FSJES de Fès : La digitalisation de la fonction RH à l'épreuve des réalités organisationnelles , regards croisés d'un colloque fondateur

Hicham TOUATI
L'événement scientifique organisé récemment par le laboratoire ERMOT de l'USMBA a constitué un moment intellectuel remarquable, offrant une analyse multidimensionnelle des transformations digitales affectant la gestion des ressources humaines. Cette rencontre d'exception a réuni chercheurs, praticiens et décideurs autour d'une réflexion critique sur les nouveaux paradigmes managériaux à l'ère numérique.
L'argumentaire initial posait avec acuité les enjeux de cette mutation : intégration disruptive des technologies émergentes (IA, blockchain, RPA), reconfiguration des processus RH, et nécessité d'une approche humaniste face aux risques de déshumanisation. Le colloque a permis d'approfondir ces questionnements à travers trois axes majeurs.
D'un point de vue épistémologique, les communications ont mis en lumière l'évolution des cadres théoriques nécessaires pour appréhender la fonction RH 4.0. Les approches traditionnelles du management des ressources humaines se révèlent insuffisantes pour comprendre les nouvelles dynamiques engendrées par la datafication des processus et l'automatisation croissante. Plusieurs interventions ont souligné l'émergence d'un nouveau champ de recherche à l'intersection des SIC, des sciences de gestion et de la sociologie du travail.
Sur le plan empirique, les études présentées ont révélé des disparités significatives dans l'adoption des outils digitaux selon la taille des entreprises et les secteurs d'activité. Les données recueillies auprès d'un panel d'organisations marocaines montrent que si les grands groupes ont engagé leur transformation digitale, les PME accusent un retard important, notamment en raison de contraintes budgétaires et d'un déficit de compétences internes.
L'approche critique a occupé une place centrale dans les débats. Les participants ont interrogé avec rigueur les présupposés techno-déterministes souvent associés à la digitalisation. Une attention particulière a été portée sur les risques de fracture numérique et les nouvelles formes d'exclusion professionnelle qui pourraient en découler. Les échanges ont également mis en évidence les tensions entre quête d'efficience organisationnelle et préservation de la qualité de vie au travail.
Ce colloque a ainsi jeté les fondations d'un ambitieux chantier de recherche, appelant la communauté académique à approfondir l'étude des interfaces homme-machine sous l'angle de leurs effets cognitifs en milieu professionnel, tout en explorant les reconfigurations du leadership et les nouvelles dynamiques de pouvoir au sein des organisations à l'ère de la digitalisation.

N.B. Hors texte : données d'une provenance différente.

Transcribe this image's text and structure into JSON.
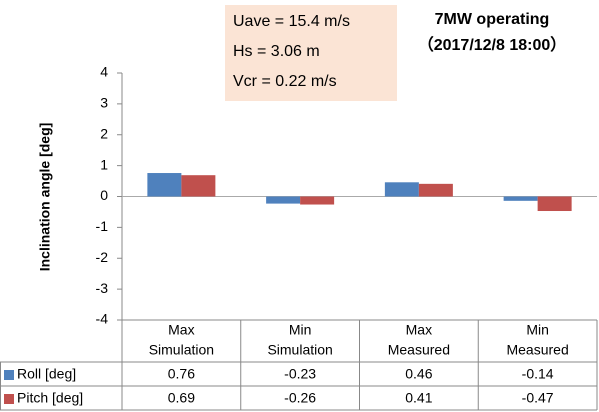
{
  "chart_data": {
    "type": "bar",
    "title": "7MW operating",
    "subtitle": "（2017/12/8 18:00）",
    "annotation": [
      "Uave = 15.4 m/s",
      "Hs = 3.06 m",
      "Vcr = 0.22 m/s"
    ],
    "ylabel": "Inclination angle [deg]",
    "categories": [
      [
        "Max",
        "Simulation"
      ],
      [
        "Min",
        "Simulation"
      ],
      [
        "Max",
        "Measured"
      ],
      [
        "Min",
        "Measured"
      ]
    ],
    "series": [
      {
        "name": "Roll [deg]",
        "color": "#4f81bd",
        "values": [
          0.76,
          -0.23,
          0.46,
          -0.14
        ]
      },
      {
        "name": "Pitch [deg]",
        "color": "#c0504d",
        "values": [
          0.69,
          -0.26,
          0.41,
          -0.47
        ]
      }
    ],
    "ylim": [
      -4,
      4
    ],
    "yticks": [
      -4,
      -3,
      -2,
      -1,
      0,
      1,
      2,
      3,
      4
    ]
  }
}
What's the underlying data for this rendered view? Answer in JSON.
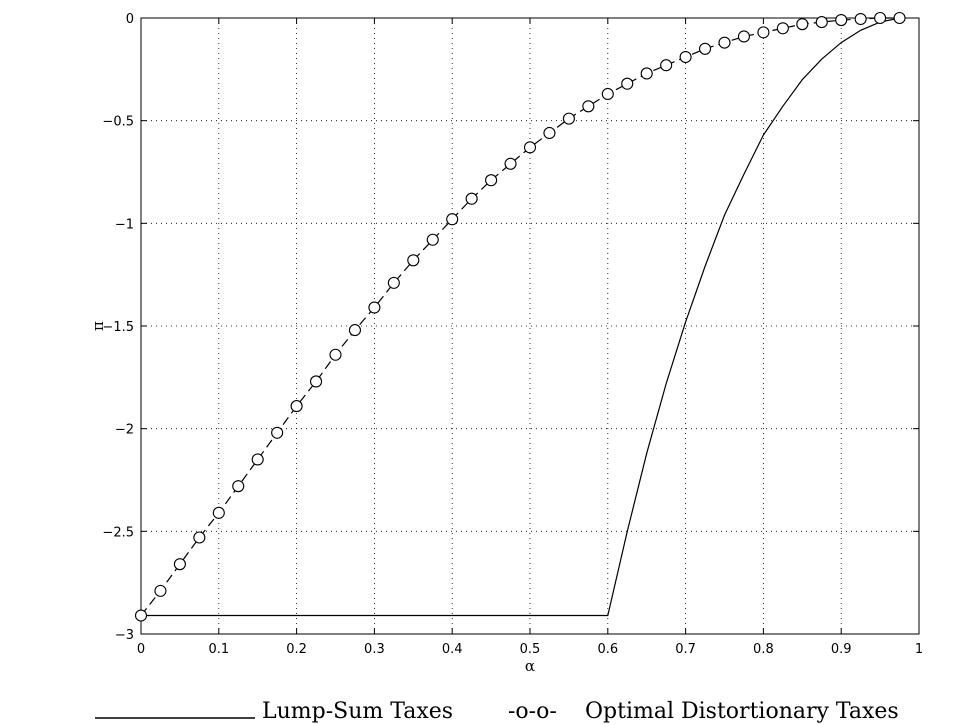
{
  "chart_data": {
    "type": "line",
    "xlabel": "α",
    "ylabel": "π",
    "xlim": [
      0,
      1
    ],
    "ylim": [
      -3,
      0
    ],
    "grid": true,
    "legend_placement": "bottom",
    "x_ticks": [
      0,
      0.1,
      0.2,
      0.3,
      0.4,
      0.5,
      0.6,
      0.7,
      0.8,
      0.9,
      1
    ],
    "x_tick_labels": [
      "0",
      "0.1",
      "0.2",
      "0.3",
      "0.4",
      "0.5",
      "0.6",
      "0.7",
      "0.8",
      "0.9",
      "1"
    ],
    "y_ticks": [
      0,
      -0.5,
      -1,
      -1.5,
      -2,
      -2.5,
      -3
    ],
    "y_tick_labels": [
      "0",
      "−0.5",
      "−1",
      "−1.5",
      "−2",
      "−2.5",
      "−3"
    ],
    "series": [
      {
        "name": "Lump-Sum Taxes",
        "legend_marker": "",
        "style": "solid",
        "color": "#000000",
        "x": [
          0,
          0.6,
          0.625,
          0.65,
          0.675,
          0.7,
          0.725,
          0.75,
          0.775,
          0.8,
          0.825,
          0.85,
          0.875,
          0.9,
          0.925,
          0.95,
          0.975
        ],
        "y": [
          -2.91,
          -2.91,
          -2.5,
          -2.12,
          -1.78,
          -1.48,
          -1.21,
          -0.96,
          -0.76,
          -0.57,
          -0.43,
          -0.3,
          -0.2,
          -0.12,
          -0.06,
          -0.02,
          0
        ]
      },
      {
        "name": "Optimal Distortionary Taxes",
        "legend_marker": "-o-o-",
        "style": "dashed-circle",
        "color": "#000000",
        "x": [
          0,
          0.025,
          0.05,
          0.075,
          0.1,
          0.125,
          0.15,
          0.175,
          0.2,
          0.225,
          0.25,
          0.275,
          0.3,
          0.325,
          0.35,
          0.375,
          0.4,
          0.425,
          0.45,
          0.475,
          0.5,
          0.525,
          0.55,
          0.575,
          0.6,
          0.625,
          0.65,
          0.675,
          0.7,
          0.725,
          0.75,
          0.775,
          0.8,
          0.825,
          0.85,
          0.875,
          0.9,
          0.925,
          0.95,
          0.975
        ],
        "y": [
          -2.91,
          -2.79,
          -2.66,
          -2.53,
          -2.41,
          -2.28,
          -2.15,
          -2.02,
          -1.89,
          -1.77,
          -1.64,
          -1.52,
          -1.41,
          -1.29,
          -1.18,
          -1.08,
          -0.98,
          -0.88,
          -0.79,
          -0.71,
          -0.63,
          -0.56,
          -0.49,
          -0.43,
          -0.37,
          -0.32,
          -0.27,
          -0.23,
          -0.19,
          -0.15,
          -0.12,
          -0.09,
          -0.07,
          -0.05,
          -0.03,
          -0.02,
          -0.01,
          -0.005,
          0,
          0
        ]
      }
    ]
  }
}
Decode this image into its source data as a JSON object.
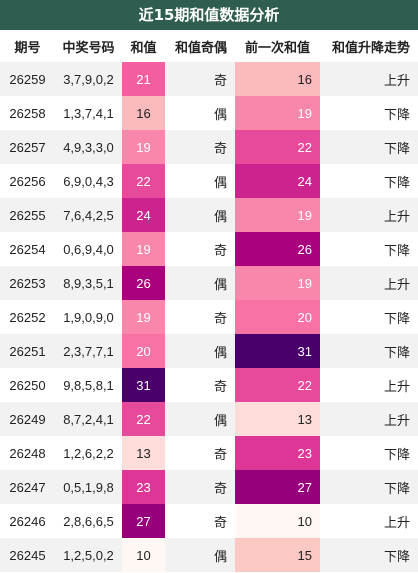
{
  "title": "近15期和值数据分析",
  "table": {
    "header": [
      "期号",
      "中奖号码",
      "和值",
      "和值奇偶",
      "前一次和值",
      "和值升降走势"
    ],
    "rows": [
      [
        "26259",
        "3,7,9,0,2",
        21,
        "奇",
        16,
        "上升"
      ],
      [
        "26258",
        "1,3,7,4,1",
        16,
        "偶",
        19,
        "下降"
      ],
      [
        "26257",
        "4,9,3,3,0",
        19,
        "奇",
        22,
        "下降"
      ],
      [
        "26256",
        "6,9,0,4,3",
        22,
        "偶",
        24,
        "下降"
      ],
      [
        "26255",
        "7,6,4,2,5",
        24,
        "偶",
        19,
        "上升"
      ],
      [
        "26254",
        "0,6,9,4,0",
        19,
        "奇",
        26,
        "下降"
      ],
      [
        "26253",
        "8,9,3,5,1",
        26,
        "偶",
        19,
        "上升"
      ],
      [
        "26252",
        "1,9,0,9,0",
        19,
        "奇",
        20,
        "下降"
      ],
      [
        "26251",
        "2,3,7,7,1",
        20,
        "偶",
        31,
        "下降"
      ],
      [
        "26250",
        "9,8,5,8,1",
        31,
        "奇",
        22,
        "上升"
      ],
      [
        "26249",
        "8,7,2,4,1",
        22,
        "偶",
        13,
        "上升"
      ],
      [
        "26248",
        "1,2,6,2,2",
        13,
        "奇",
        23,
        "下降"
      ],
      [
        "26247",
        "0,5,1,9,8",
        23,
        "奇",
        27,
        "下降"
      ],
      [
        "26246",
        "2,8,6,6,5",
        27,
        "奇",
        10,
        "上升"
      ],
      [
        "26245",
        "1,2,5,0,2",
        10,
        "偶",
        15,
        "下降"
      ]
    ]
  }
}
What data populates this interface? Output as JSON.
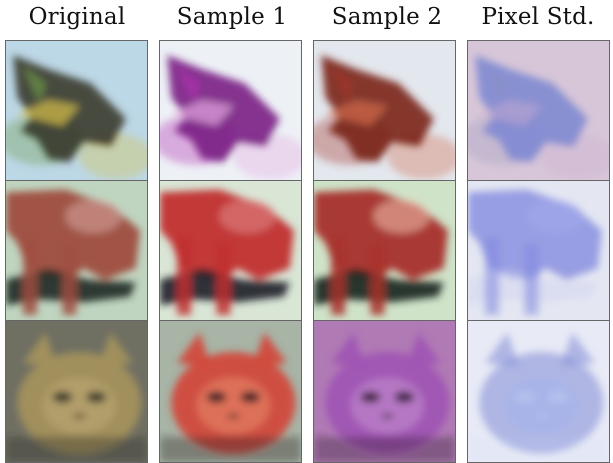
{
  "headers": [
    "Original",
    "Sample 1",
    "Sample 2",
    "Pixel Std."
  ],
  "rows": [
    {
      "subject": "frog",
      "tiles": [
        {
          "col": "original",
          "bg": "#bcd7e6",
          "fg": "#3a3a2c",
          "accent": "#d8c24a",
          "accent2": "#6f9a4a"
        },
        {
          "col": "sample1",
          "bg": "#edf1f6",
          "fg": "#7a1f84",
          "accent": "#e4a6e0",
          "accent2": "#b12fb1"
        },
        {
          "col": "sample2",
          "bg": "#e3e7ee",
          "fg": "#7a2418",
          "accent": "#d26a4a",
          "accent2": "#a23525"
        },
        {
          "col": "pixel_std",
          "bg": "#d7c6d8",
          "fg": "#7b86d1",
          "accent": "#c8a9cf",
          "accent2": "#8a8fb6"
        }
      ]
    },
    {
      "subject": "horse",
      "tiles": [
        {
          "col": "original",
          "bg": "#bfd5c0",
          "fg": "#9f4d3f",
          "accent": "#1e2a24",
          "accent2": "#d7a7a2"
        },
        {
          "col": "sample1",
          "bg": "#d9e6d6",
          "fg": "#c12f2f",
          "accent": "#1e1e2a",
          "accent2": "#e38b8b"
        },
        {
          "col": "sample2",
          "bg": "#cfe3c9",
          "fg": "#a8302a",
          "accent": "#1a2620",
          "accent2": "#f0c2b1"
        },
        {
          "col": "pixel_std",
          "bg": "#e4e7f2",
          "fg": "#7f86de",
          "accent": "#c9c9ee",
          "accent2": "#a8b0f2"
        }
      ]
    },
    {
      "subject": "cat",
      "tiles": [
        {
          "col": "original",
          "bg": "#6f6f62",
          "fg": "#a3915d",
          "accent": "#2d2b26",
          "accent2": "#c5b07a"
        },
        {
          "col": "sample1",
          "bg": "#a7b4a6",
          "fg": "#d24a3b",
          "accent": "#2a1b22",
          "accent2": "#f09a78"
        },
        {
          "col": "sample2",
          "bg": "#b07ab4",
          "fg": "#a054b4",
          "accent": "#2e1b2f",
          "accent2": "#cfa0d6"
        },
        {
          "col": "pixel_std",
          "bg": "#e8eaf6",
          "fg": "#7f8ad6",
          "accent": "#c9d9f5",
          "accent2": "#9fb1f0"
        }
      ]
    }
  ]
}
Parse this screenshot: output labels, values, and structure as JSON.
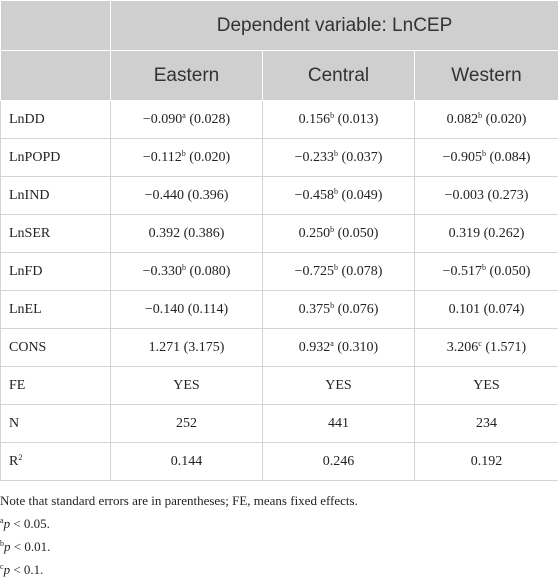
{
  "table": {
    "header": {
      "group": "Dependent variable: LnCEP",
      "columns": [
        "Eastern",
        "Central",
        "Western"
      ]
    },
    "rows": [
      {
        "label": "LnDD",
        "cells": [
          {
            "coef": "−0.090",
            "sup": "a",
            "se": "(0.028)"
          },
          {
            "coef": "0.156",
            "sup": "b",
            "se": "(0.013)"
          },
          {
            "coef": "0.082",
            "sup": "b",
            "se": "(0.020)"
          }
        ]
      },
      {
        "label": "LnPOPD",
        "cells": [
          {
            "coef": "−0.112",
            "sup": "b",
            "se": "(0.020)"
          },
          {
            "coef": "−0.233",
            "sup": "b",
            "se": "(0.037)"
          },
          {
            "coef": "−0.905",
            "sup": "b",
            "se": "(0.084)"
          }
        ]
      },
      {
        "label": "LnIND",
        "cells": [
          {
            "coef": "−0.440",
            "se": "(0.396)"
          },
          {
            "coef": "−0.458",
            "sup": "b",
            "se": "(0.049)"
          },
          {
            "coef": "−0.003",
            "se": "(0.273)"
          }
        ]
      },
      {
        "label": "LnSER",
        "cells": [
          {
            "coef": "0.392",
            "se": "(0.386)"
          },
          {
            "coef": "0.250",
            "sup": "b",
            "se": "(0.050)"
          },
          {
            "coef": "0.319",
            "se": "(0.262)"
          }
        ]
      },
      {
        "label": "LnFD",
        "cells": [
          {
            "coef": "−0.330",
            "sup": "b",
            "se": "(0.080)"
          },
          {
            "coef": "−0.725",
            "sup": "b",
            "se": "(0.078)"
          },
          {
            "coef": "−0.517",
            "sup": "b",
            "se": "(0.050)"
          }
        ]
      },
      {
        "label": "LnEL",
        "cells": [
          {
            "coef": "−0.140",
            "se": "(0.114)"
          },
          {
            "coef": "0.375",
            "sup": "b",
            "se": "(0.076)"
          },
          {
            "coef": "0.101",
            "se": "(0.074)"
          }
        ]
      },
      {
        "label": "CONS",
        "cells": [
          {
            "coef": "1.271",
            "se": "(3.175)"
          },
          {
            "coef": "0.932",
            "sup": "a",
            "se": "(0.310)"
          },
          {
            "coef": "3.206",
            "sup": "c",
            "se": "(1.571)"
          }
        ]
      },
      {
        "label": "FE",
        "cells": [
          "YES",
          "YES",
          "YES"
        ]
      },
      {
        "label": "N",
        "cells": [
          "252",
          "441",
          "234"
        ]
      },
      {
        "label": {
          "base": "R",
          "sup": "2"
        },
        "cells": [
          "0.144",
          "0.246",
          "0.192"
        ]
      }
    ]
  },
  "notes": [
    {
      "text": "Note that standard errors are in parentheses; FE, means fixed effects."
    },
    {
      "sup": "a",
      "var": "p",
      "text": " < 0.05."
    },
    {
      "sup": "b",
      "var": "p",
      "text": " < 0.01."
    },
    {
      "sup": "c",
      "var": "p",
      "text": " < 0.1."
    }
  ]
}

Ces questionnements ouvrent la voie à une compréhension plus fine des mutations organisationnelles en cours, où la technologie redéfinit en profondeur les rapports humains au travail.
Au final, cet événement scientifique a pleinement rempli sa mission en offrant un cadre d'analyse rigoureux pour comprendre les transformations en cours, tout en identifiant des pistes fécondes pour les recherches futures. Il consacre l'émergence d'une communauté de pensée capable d'appréhender la complexité des enjeux RH à l'ère digitale, au service tant de la recherche académique que de la pratique managériale.